Solvinity beheert onder meer DigiD-diensten en de sinds 2022 samenhangende dienstverlening Jubit3 (Justitie Beveiligde Internet Toegang). Het bedrijf verzorgt beveiligde verbindingen tussen interne en externe systemen, monitort e-mailverkeer van ministeries, fungeert als schakel tussen justitiële organisaties (bijvoorbeeld via Bestandenpostbus) en onderhoudt koppelingen met Amerikaanse cloudleveranciers als Microsoft, Google en Amazon. Daarnaast host Solvinity zelf data op eigen servers. Daardoor rijst de vraag welke informatie lokaal staat, welke via Amerikaanse clouds loopt en hoe gevoelig die bestanden zijn — sommige kunnen tot staatsgeheimen behoren en mogen volgens regels niet in de cloud staan.
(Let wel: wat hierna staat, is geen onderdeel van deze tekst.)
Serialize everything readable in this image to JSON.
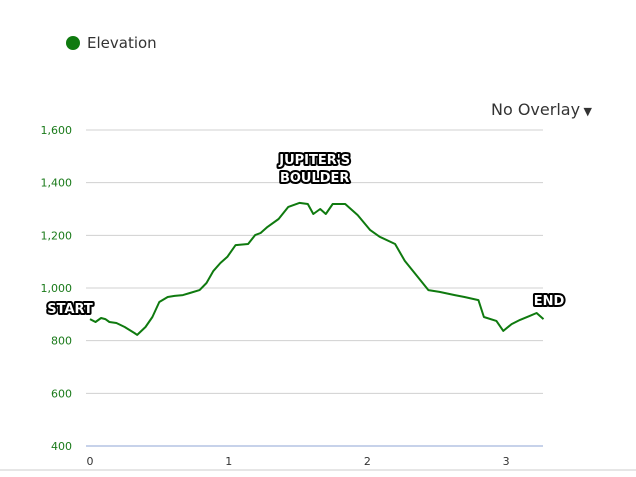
{
  "legend": {
    "label": "Elevation",
    "color": "#0f7a0f"
  },
  "overlay": {
    "label": "No Overlay",
    "icon": "caret-down-icon"
  },
  "chart_data": {
    "type": "line",
    "xlim": [
      0,
      3.27
    ],
    "ylim": [
      400,
      1600
    ],
    "xticks": [
      0,
      1,
      2,
      3
    ],
    "yticks": [
      400,
      600,
      800,
      1000,
      1200,
      1400,
      1600
    ],
    "ytick_labels": [
      "400",
      "600",
      "800",
      "1,000",
      "1,200",
      "1,400",
      "1,600"
    ],
    "grid": true,
    "series": [
      {
        "name": "Elevation",
        "color": "#0f7a0f",
        "x": [
          0,
          0.04,
          0.08,
          0.11,
          0.14,
          0.19,
          0.25,
          0.32,
          0.34,
          0.4,
          0.45,
          0.5,
          0.56,
          0.61,
          0.67,
          0.72,
          0.79,
          0.84,
          0.89,
          0.94,
          0.99,
          1.05,
          1.14,
          1.19,
          1.23,
          1.28,
          1.36,
          1.43,
          1.51,
          1.57,
          1.61,
          1.66,
          1.7,
          1.75,
          1.84,
          1.93,
          2.02,
          2.09,
          2.2,
          2.27,
          2.34,
          2.44,
          2.52,
          2.63,
          2.7,
          2.8,
          2.84,
          2.93,
          2.98,
          3.04,
          3.1,
          3.17,
          3.22,
          3.27
        ],
        "y": [
          882,
          871,
          886,
          882,
          871,
          867,
          852,
          829,
          822,
          852,
          890,
          947,
          966,
          970,
          973,
          981,
          992,
          1019,
          1065,
          1095,
          1118,
          1163,
          1167,
          1201,
          1209,
          1232,
          1262,
          1308,
          1323,
          1319,
          1281,
          1300,
          1281,
          1319,
          1319,
          1277,
          1220,
          1194,
          1167,
          1103,
          1057,
          992,
          985,
          973,
          966,
          954,
          890,
          875,
          837,
          863,
          879,
          894,
          905,
          882
        ]
      }
    ],
    "annotations": [
      {
        "text": "START",
        "x": 0,
        "y": 882
      },
      {
        "text": "JUPITER'S",
        "x": 1.62,
        "y": 1440
      },
      {
        "text": "BOULDER",
        "x": 1.62,
        "y": 1372
      },
      {
        "text": "END",
        "x": 3.27,
        "y": 905
      }
    ]
  }
}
De zorg is tweeledig: enerzijds de juridische reikwijdte van Amerikaanse wetten (zoals de wetgeving die Amerikaanse bedrijven kan verplichten data af te staan, ook als die buiten de VS is opgeslagen), en anderzijds het strategische risico dat een buitenlandse eigenaar dienstverlening kan beperken of stoppen als politieke druk of veiligheids belangen meebrengen. Experts wijzen erop dat Solvinity technisch gezien toegang heeft tot veel intern justitieverkeer, inclusief e-mails en metadata; die controle over netwerkverkeer maakt het bedrijf tot een “spin in het web” binnen de digitale infrastructuur van de rechtspraak en JenV.
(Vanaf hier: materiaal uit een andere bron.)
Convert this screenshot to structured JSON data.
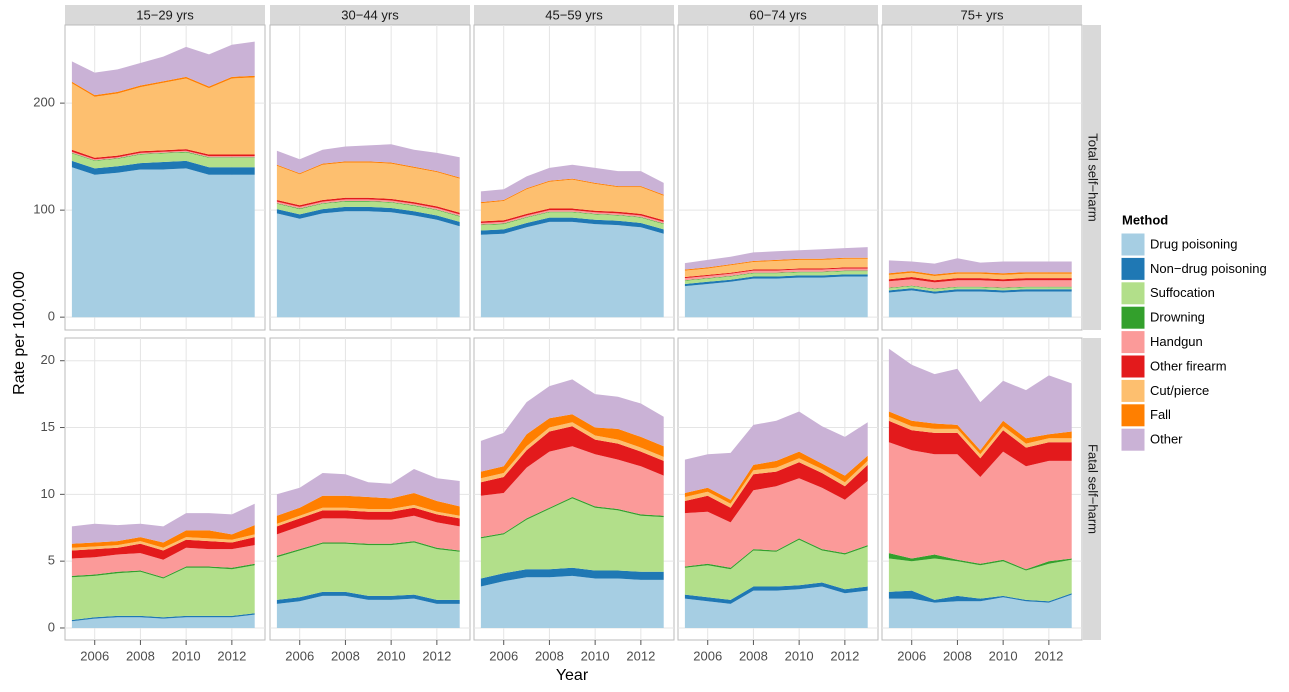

Politiek en bestuurlijk bestaat verdeeldheid en onduidelijkheid. Demissionair minister Frank Rijkaart noemde de overname zorgwekkend en kondigde nader onderzoek aan; staatssecretaris Eddie van Marum liet weten dat het kabinet zich beraden wil. De Raad voor de rechtspraak reageerde terughoudend en verwees naar het ministerie, terwijl JenV en het ministerie van Economische Zaken en Klimaat (EZK) grotendeels zwijgen of zeggen geen tijd te hebben gehad om inhoudelijk te antwoorden. Of Kyndryl verplicht was de transactie te melden bij het Bureau Toetsing Investeringen (BTI) onder de Wet veiligheidstoets investeringen, fusies en overnames (Wet Vifo) is onduidelijk; EZK wil hierover niets zeggen maar Kyndryl bevestigt een melding te hebben gedaan. Eerdere voorbeelden — zoals de overname van Zivver door het Amerikaanse Kiteworks — illustreren dat meldings- en toetsingsprocedures niet altijd effectief of transparant blijken.
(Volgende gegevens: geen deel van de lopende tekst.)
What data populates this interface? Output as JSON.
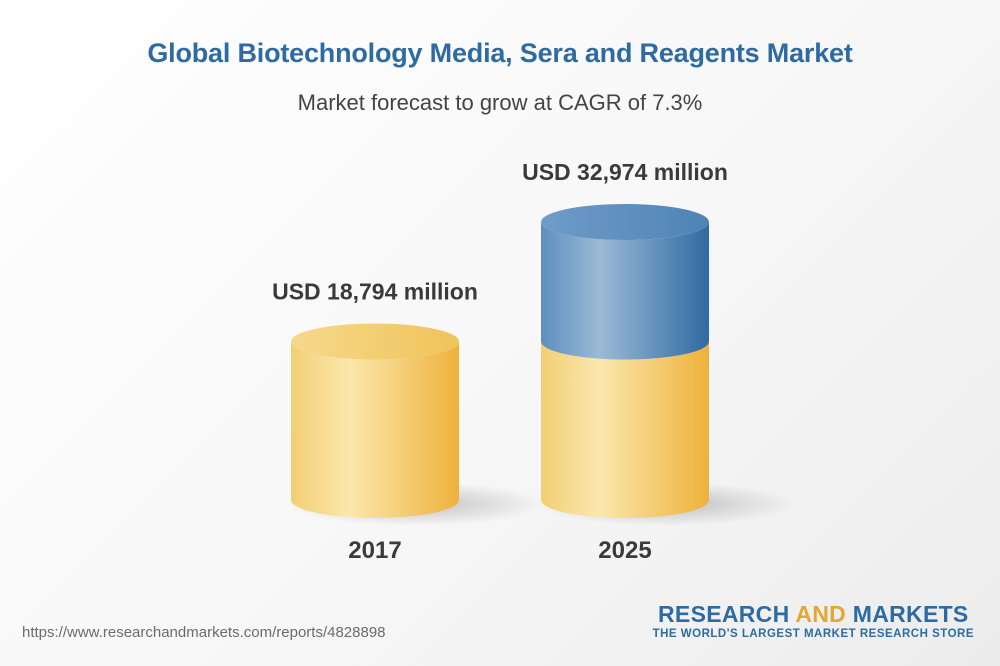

Belangrijke open punten blijven: welke specifieke categorieën gegevens staan op Solvinity-servers versus Amerikaanse clouds, in hoeverre kan de nieuwe eigenaar direct toegang tot systemen krijgen, en welke waarborgen bestaan er tegen uitlevering op grond van buitenlandse wetten. Voorstanders van digitale soevereiniteit waarschuwen dat zulke transacties de weerbaarheid van vitale overheidsdiensten kunnen ondermijnen en dat transparantie over risico’s en classificatie van data essentieel is voor het vertrouwen in de rechtsstaat.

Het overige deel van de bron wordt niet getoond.